Brain biopsy is important for the histological diagnosis of PACNS but is associated with false positive or false negative findings [7] and has a sensitivity between 53 and 63% [8]. Furthermore, the likelihood of sampling errors from areas of non-affected brain regions has to be weighed against the risk of biopsy in eloquent brain regions.

PACNS is considered to be likely when confirmation by biopsy was not attempted or was not possible, but the diagnosis was established based on digital subtraction angiography (DSA) and MRI findings in addition to a characteristic cerebrospinal fluid profile (CSF) and after exclusion of mimics [2]. DSA may also be included in the diagnostic workup of PACNS, but findings are unremarkable in small-vessel vasculitis and nonspecific in medium-sized vessel vasculitis [2]. Hence, the overall sensitivity has been reported as 40–90%, with a very low specificity of only 30% [9]. CSF analyses are abnormal in 66–90% of patients with CNS vasculitis showing lymphomonocytic pleocytosis or elevated protein levels [2, 6, 10].

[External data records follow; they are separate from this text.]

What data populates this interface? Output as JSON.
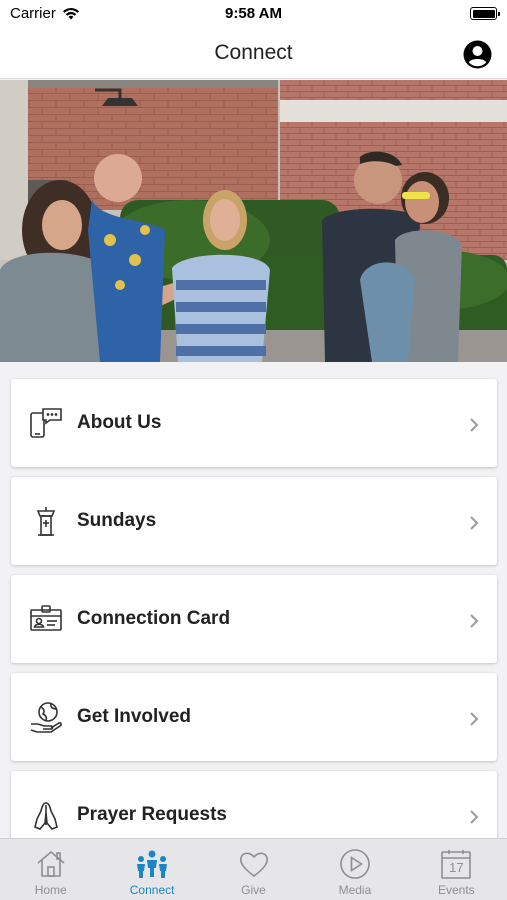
{
  "status_bar": {
    "carrier": "Carrier",
    "time": "9:58 AM",
    "icons": [
      "wifi-icon",
      "battery-icon"
    ]
  },
  "nav": {
    "title": "Connect",
    "profile_icon": "user-circle-icon"
  },
  "hero": {
    "alt": "group photo"
  },
  "menu": {
    "items": [
      {
        "label": "About Us",
        "icon": "phone-chat-icon"
      },
      {
        "label": "Sundays",
        "icon": "pulpit-icon"
      },
      {
        "label": "Connection Card",
        "icon": "id-card-icon"
      },
      {
        "label": "Get Involved",
        "icon": "globe-hand-icon"
      },
      {
        "label": "Prayer Requests",
        "icon": "praying-hands-icon"
      }
    ]
  },
  "tabs": {
    "items": [
      {
        "label": "Home",
        "icon": "home-icon",
        "active": false
      },
      {
        "label": "Connect",
        "icon": "people-icon",
        "active": true
      },
      {
        "label": "Give",
        "icon": "heart-icon",
        "active": false
      },
      {
        "label": "Media",
        "icon": "play-circle-icon",
        "active": false
      },
      {
        "label": "Events",
        "icon": "calendar-icon",
        "active": false
      }
    ],
    "calendar_day": "17"
  },
  "colors": {
    "accent": "#1a86c4",
    "inactive": "#8e8e93",
    "background": "#f2f2f4",
    "tab_bar": "#e6e6e8"
  }
}
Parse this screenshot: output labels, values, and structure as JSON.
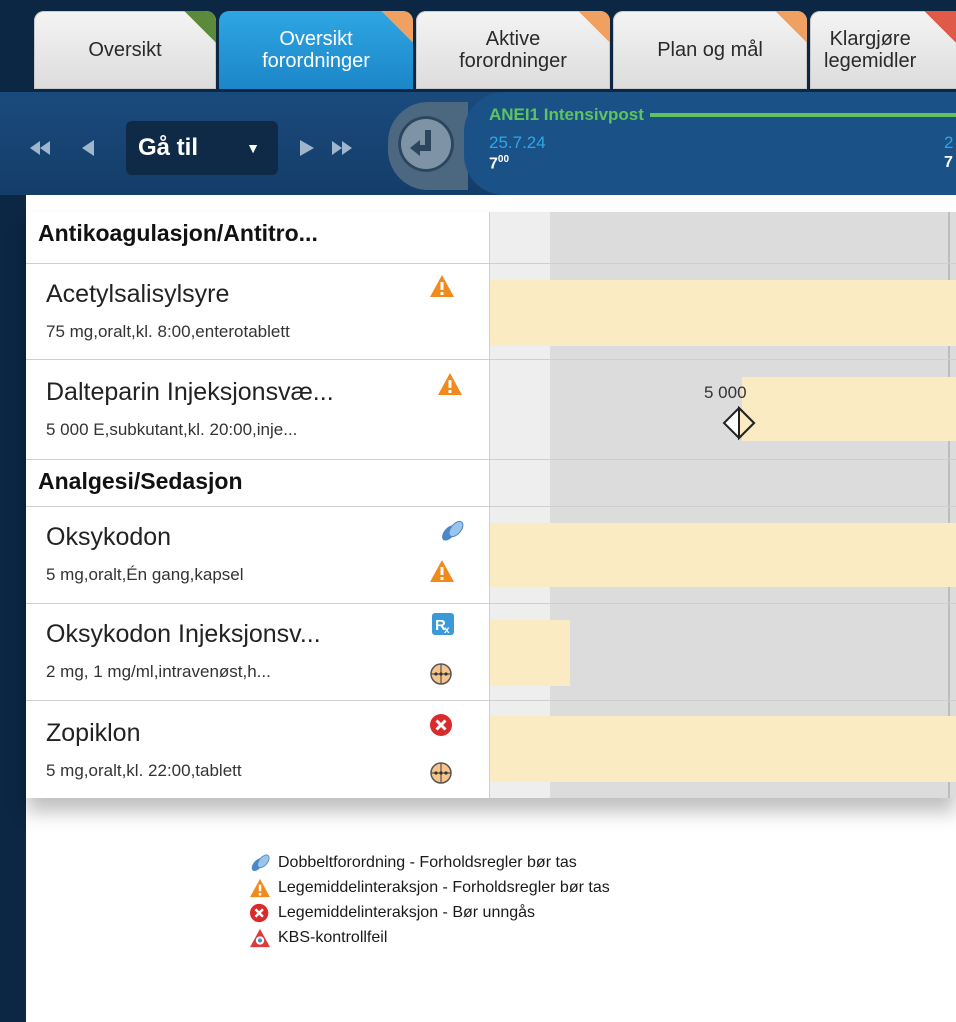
{
  "tabs": [
    {
      "label": "Oversikt",
      "active": false,
      "corner_color": "#5a8a3a"
    },
    {
      "label": "Oversikt\nforordninger",
      "active": true,
      "corner_color": "#f0a060"
    },
    {
      "label": "Aktive\nforordninger",
      "active": false,
      "corner_color": "#f0a060"
    },
    {
      "label": "Plan og mål",
      "active": false,
      "corner_color": "#f0a060"
    },
    {
      "label": "Klargjøre\nlegemidler",
      "active": false,
      "corner_color": "#e05a4a"
    }
  ],
  "nav": {
    "goto_label": "Gå til",
    "icons": [
      "rewind-icon",
      "back-icon",
      "chevron-down-icon",
      "forward-icon",
      "fast-forward-icon",
      "return-arrow-icon"
    ]
  },
  "timeline": {
    "location": "ANEI1 Intensivpost",
    "date": "25.7.24",
    "time_hour": "7",
    "time_min": "00",
    "date2_partial": "2",
    "time2_partial": "7"
  },
  "sections": [
    {
      "title": "Antikoagulasjon/Antitro...",
      "drugs": [
        {
          "name": "Acetylsalisylsyre",
          "detail": "75 mg,oralt,kl. 8:00,enterotablett",
          "icons": [
            "warning-icon"
          ]
        },
        {
          "name": "Dalteparin Injeksjonsvæ...",
          "detail": "5 000 E,subkutant,kl. 20:00,inje...",
          "icons": [
            "warning-icon"
          ],
          "dose_marker": "5 000"
        }
      ]
    },
    {
      "title": "Analgesi/Sedasjon",
      "drugs": [
        {
          "name": "Oksykodon",
          "detail": "5 mg,oralt,Én gang,kapsel",
          "icons": [
            "double-pill-icon",
            "warning-icon"
          ]
        },
        {
          "name": "Oksykodon Injeksjonsv...",
          "detail": "2 mg, 1 mg/ml,intravenøst,h...",
          "icons": [
            "rx-icon",
            "prn-icon"
          ]
        },
        {
          "name": "Zopiklon",
          "detail": "5 mg,oralt,kl. 22:00,tablett",
          "icons": [
            "stop-icon",
            "prn-icon"
          ]
        }
      ]
    }
  ],
  "legend": [
    {
      "icon": "double-pill-icon",
      "text": "Dobbeltforordning - Forholdsregler bør tas"
    },
    {
      "icon": "warning-icon",
      "text": "Legemiddelinteraksjon - Forholdsregler bør tas"
    },
    {
      "icon": "stop-icon",
      "text": "Legemiddelinteraksjon - Bør unngås"
    },
    {
      "icon": "kbs-error-icon",
      "text": "KBS-kontrollfeil"
    }
  ],
  "colors": {
    "navy": "#0b2744",
    "tab_active": "#1b86c8",
    "timeline_green": "#5fc35f",
    "timeline_blue": "#2fa6e3",
    "warning_orange": "#f08a1c",
    "stop_red": "#d92b2b",
    "administration_band": "#fbebc3"
  }
}
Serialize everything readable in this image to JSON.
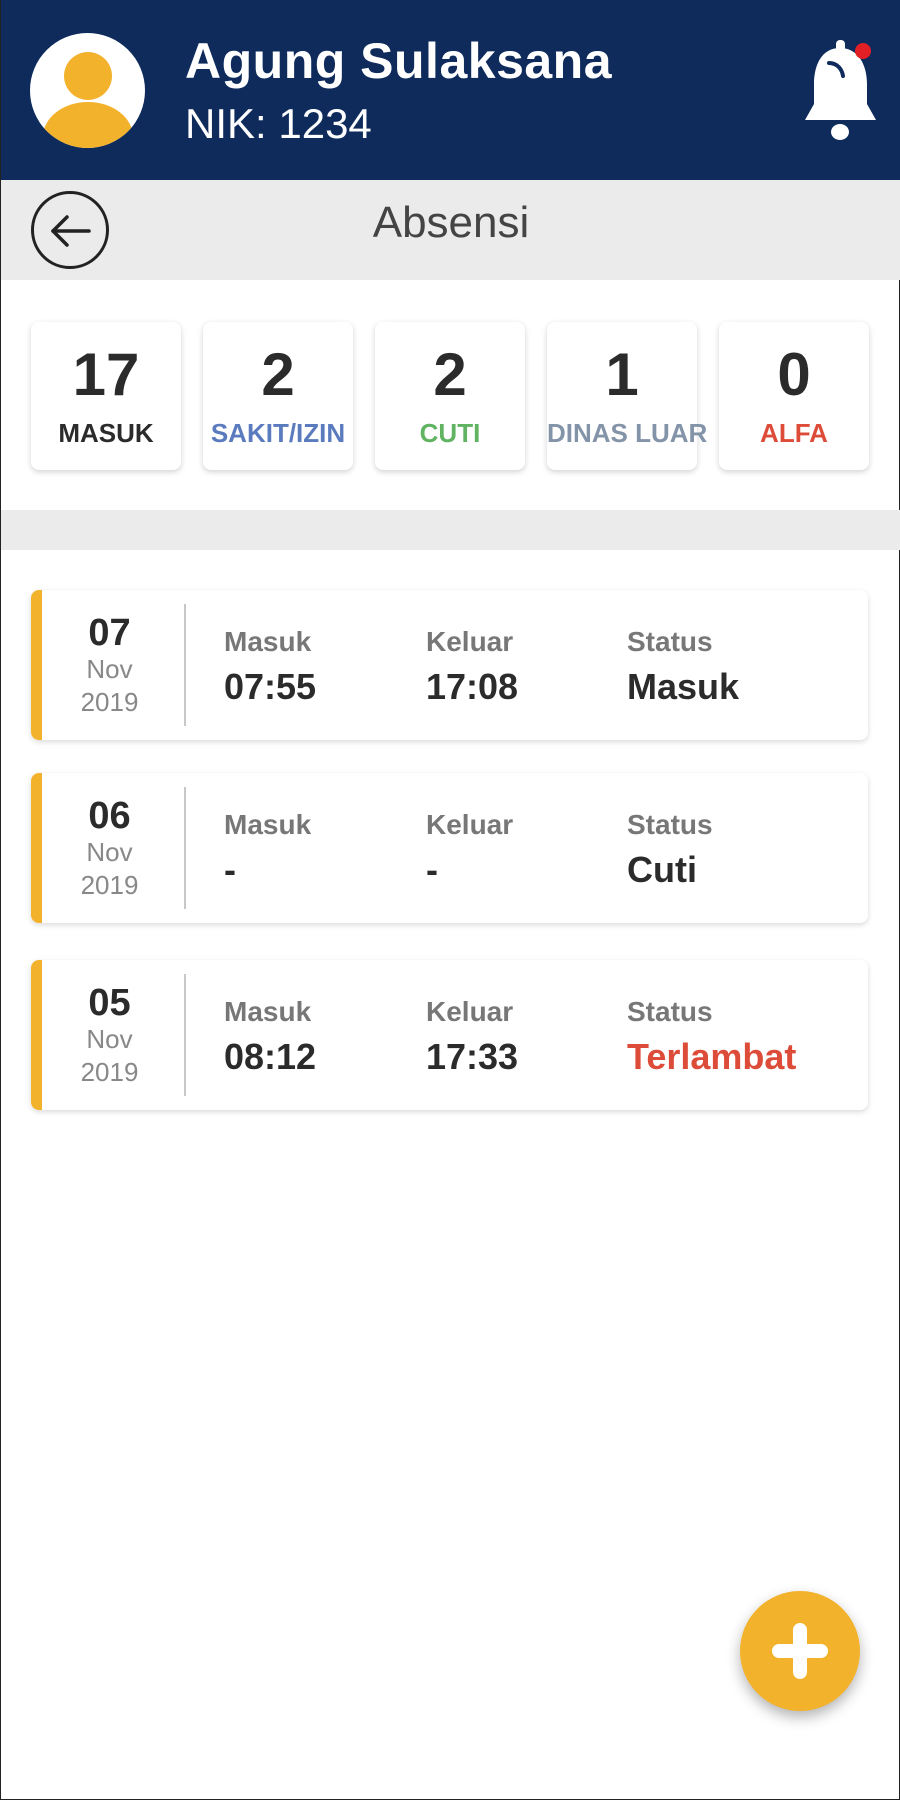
{
  "user": {
    "name": "Agung Sulaksana",
    "nik": "NIK: 1234"
  },
  "page": {
    "title": "Absensi"
  },
  "colors": {
    "header": "#0e2b5c",
    "accent": "#f3b22b",
    "alert": "#e31f26"
  },
  "stats": [
    {
      "value": "17",
      "label": "MASUK",
      "color": "#2b2b2b"
    },
    {
      "value": "2",
      "label": "SAKIT/IZIN",
      "color": "#5b7bbf"
    },
    {
      "value": "2",
      "label": "CUTI",
      "color": "#5fb361"
    },
    {
      "value": "1",
      "label": "DINAS LUAR",
      "color": "#8393a8"
    },
    {
      "value": "0",
      "label": "ALFA",
      "color": "#dd4b39"
    }
  ],
  "records": [
    {
      "day": "07",
      "month": "Nov",
      "year": "2019",
      "in_label": "Masuk",
      "in_time": "07:55",
      "out_label": "Keluar",
      "out_time": "17:08",
      "status_label": "Status",
      "status": "Masuk",
      "status_color": "#2b2b2b"
    },
    {
      "day": "06",
      "month": "Nov",
      "year": "2019",
      "in_label": "Masuk",
      "in_time": "-",
      "out_label": "Keluar",
      "out_time": "-",
      "status_label": "Status",
      "status": "Cuti",
      "status_color": "#2b2b2b"
    },
    {
      "day": "05",
      "month": "Nov",
      "year": "2019",
      "in_label": "Masuk",
      "in_time": "08:12",
      "out_label": "Keluar",
      "out_time": "17:33",
      "status_label": "Status",
      "status": "Terlambat",
      "status_color": "#dd4b39"
    }
  ],
  "icons": {
    "avatar": "user-avatar-icon",
    "notification": "bell-icon",
    "back": "arrow-left-icon",
    "add": "plus-icon"
  }
}
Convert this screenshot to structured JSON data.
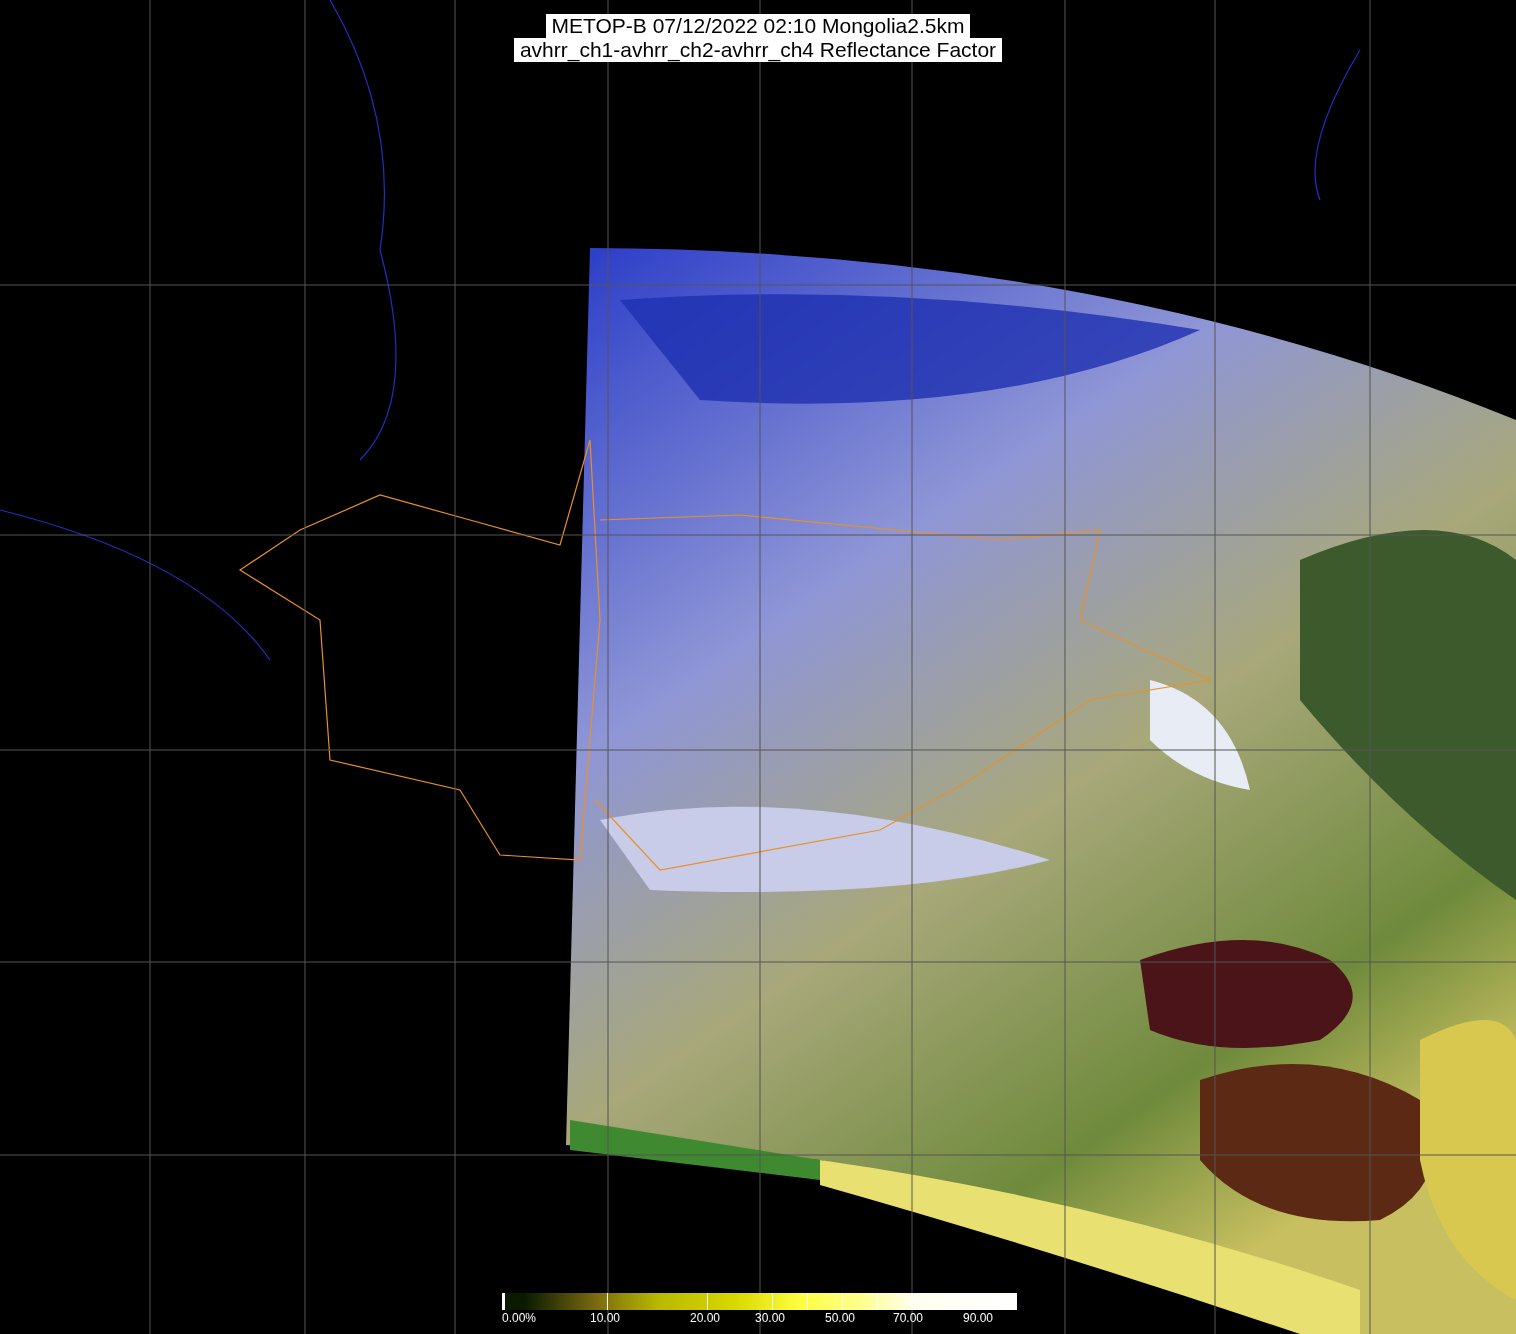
{
  "title": {
    "lines": [
      "METOP-B 07/12/2022 02:10 Mongolia2.5km",
      "avhrr_ch1-avhrr_ch2-avhrr_ch4 Reflectance Factor"
    ]
  },
  "colorbar": {
    "labels": [
      "0.00%",
      "10.00",
      "20.00",
      "30.00",
      "50.00",
      "70.00",
      "90.00"
    ]
  }
}
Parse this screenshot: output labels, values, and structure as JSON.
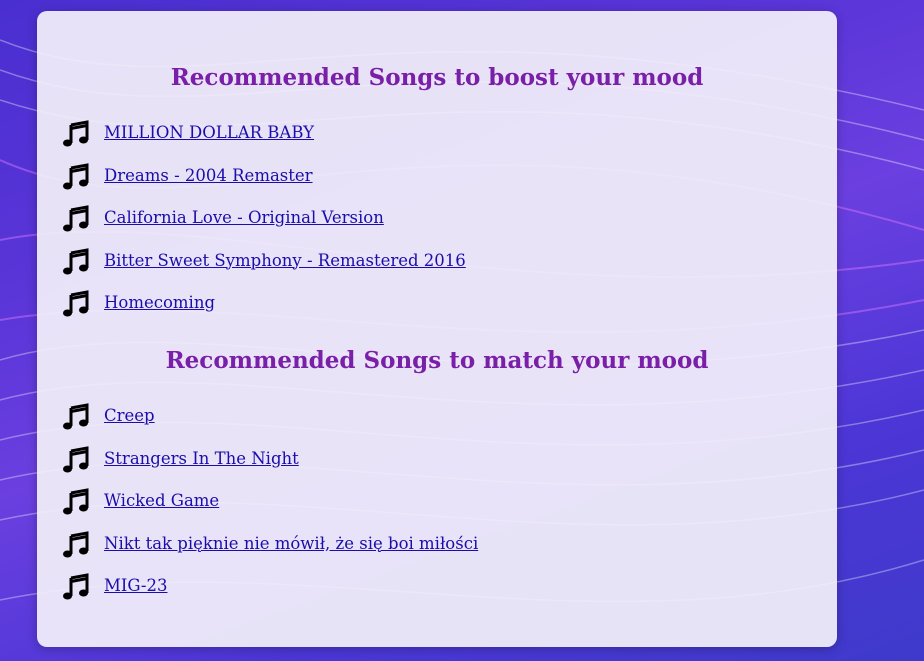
{
  "colors": {
    "title": "#7a1fa8",
    "link": "#1a0dab",
    "background": "#5a35d8",
    "card": "#f3f0fa"
  },
  "boost": {
    "title": "Recommended Songs to boost your mood",
    "icon": "music-note-icon",
    "songs": [
      "MILLION DOLLAR BABY",
      "Dreams - 2004 Remaster",
      "California Love - Original Version",
      "Bitter Sweet Symphony - Remastered 2016",
      "Homecoming"
    ]
  },
  "match": {
    "title": "Recommended Songs to match your mood",
    "icon": "music-note-icon",
    "songs": [
      "Creep",
      "Strangers In The Night",
      "Wicked Game",
      "Nikt tak pięknie nie mówił, że się boi miłości",
      "MIG-23"
    ]
  }
}
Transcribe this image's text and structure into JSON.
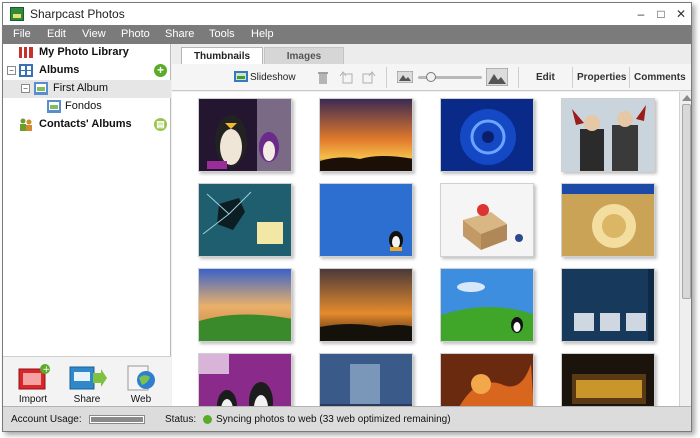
{
  "window": {
    "title": "Sharpcast Photos"
  },
  "menu": [
    "File",
    "Edit",
    "View",
    "Photo",
    "Share",
    "Tools",
    "Help"
  ],
  "sidebar": {
    "library": "My Photo Library",
    "albums": "Albums",
    "first_album": "First Album",
    "fondos": "Fondos",
    "contacts": "Contacts' Albums",
    "buttons": {
      "import": "Import",
      "share": "Share",
      "web": "Web"
    }
  },
  "tabs": {
    "thumbnails": "Thumbnails",
    "images": "Images"
  },
  "toolbar": {
    "slideshow": "Slideshow",
    "edit": "Edit",
    "properties": "Properties",
    "comments": "Comments",
    "zoom_level": 0.15
  },
  "thumbnails": [
    {
      "name": "thumb-penguin-cartoon"
    },
    {
      "name": "thumb-sunset-orange"
    },
    {
      "name": "thumb-blue-swirl"
    },
    {
      "name": "thumb-anime-characters"
    },
    {
      "name": "thumb-broken-screen"
    },
    {
      "name": "thumb-blue-desktop"
    },
    {
      "name": "thumb-softonic-gift"
    },
    {
      "name": "thumb-softonic-gold"
    },
    {
      "name": "thumb-green-hill-sky"
    },
    {
      "name": "thumb-dusk-landscape"
    },
    {
      "name": "thumb-bliss-hill"
    },
    {
      "name": "thumb-dark-desktop"
    },
    {
      "name": "thumb-purple-penguins"
    },
    {
      "name": "thumb-fantasy-scene"
    },
    {
      "name": "thumb-fire-creature"
    },
    {
      "name": "thumb-warcraft"
    }
  ],
  "status": {
    "usage_label": "Account Usage:",
    "status_label": "Status:",
    "message": "Syncing photos to web (33 web optimized remaining)",
    "accent": "#5bab2a"
  }
}
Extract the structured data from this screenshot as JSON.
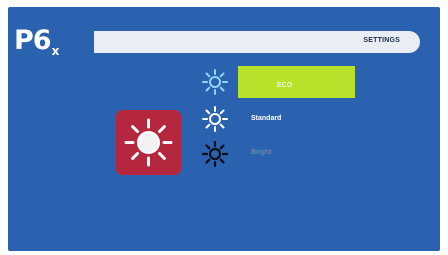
{
  "brand": {
    "main": "P6",
    "sub": "x"
  },
  "header": {
    "title": "SETTINGS"
  },
  "options": [
    {
      "label": "ECO",
      "selected": true,
      "icon": "sun-icon"
    },
    {
      "label": "Standard",
      "selected": false,
      "icon": "sun-icon"
    },
    {
      "label": "Bright",
      "selected": false,
      "icon": "sun-icon"
    }
  ],
  "colors": {
    "background": "#2a62b0",
    "selection": "#b7e22c",
    "tile": "#b5273e",
    "header_bar": "#e9edf4"
  }
}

Conventional MRI sequences are usually abnormal in patients with PACNS, but findings are nonspecific and most commonly include infarction or haemorrhagic lesions of different ages [11]. Dedicated vessel wall imaging with an application of techniques to suppress the intraluminal blood signal “black blood” or “dark blood” is therefore currently used to detect inflammatory changes within the vessel wall [5, 12, 13]. To the best of our knowledge, few studies have evaluated vessel wall imaging in patients with PACNS [14,15,16,17].

The aim of this study was to evaluate the temporal evolution of vessel inflammation following immunosuppressant treatment in patients with PACNS.

Material and methods

Patient selection

This study received Institutional Review Board (Ethics Committee of Eastern Switzerland) approval and written informed consent was obtained from all patients. A retrospective search of the databases of the University Hospital Bern and the St. Gallen Cantonal Hospital, Switzerland, was carried out to identify patients diagnosed with PACNS between 2015 and 2020. The inclusion criteria were: all patients had to be diagnosed by the Department of Neurology following an interdisciplinary discussion by the neurovascular board, besides imaging including vessel wall imaging, a lumbar puncture was required. Biopsy and digital subtraction angiography were performed based on the board’s recommendation in less clear cases. Moreover, immunosuppressant therapy had to be administered for at least 6 weeks; a short course of high-dose corticosteroids only did not qualify as immunosuppressant therapy in this study. Baseline MRI was required prior to the start of the immunosuppressant therapy up to one year before the first onset of CNS vasculitis-related symptoms, including a diffusion-weighted image, intracranial 3D-time of flight (TOF) MR angiography and a T1-weighted post-contrast “dark blood” sequence for evaluation of vessel wall enhancement.

Imaging

Imaging was performed at the Institute of Diagnostic and Interventional Neuroradiology of the University Hospital Bern or at the Department of Radiology and Nuclear Medicine of the St. Gallen Cantonal Hospital. Due to the multicentric nature of this study, MRI scanners and imaging protocols varied. Most scanners were provided by Siemens Healthineers, Erlangen, Germany, few scanners were provided by Philips Health Systems, Gland, Switzerland. MRI protocols consisted of diffusion-weighted imaging with a 0 and 1000 b-value for calculation of the apparent diffusion coefficient and an axial T2-weighted sequence with or without fluid attenuation for CSF suppression (e.g., fluid attenuated inversion recovery FLAIR). Intracranial MR angiography was performed without contrast using 3D-TOF. A T1-weighted, blood suppressed “dark blood” sequence was used to evaluate vessel wall enhancement, either as turbo spin echo (TSE) or sampling perfection with application of optimised contrast using different flip angle evolution (SPACE). Vessel wall imaging (dark blood sequences) was acquired in 3-T scanners only. At both study centres the post-contrast scans were performed after 1 min of contrast injection (0.1 mmol/kilogram body weight; Gadovist, Bayer, Germany). A scanning protocol is given in Supplementary Table 1.

Imaging evaluation

All available MRI examinations were independently evaluated in a randomised order by two experienced board-certified neuroradiologists (TF and FW) who were blinded to clinical information. Each intracranial artery (internal carotid, anterior cerebral, middle cerebral, posterior cerebral, basilar and vertebral arteries) was individually evaluated for signs of inflammation including side (if applicable).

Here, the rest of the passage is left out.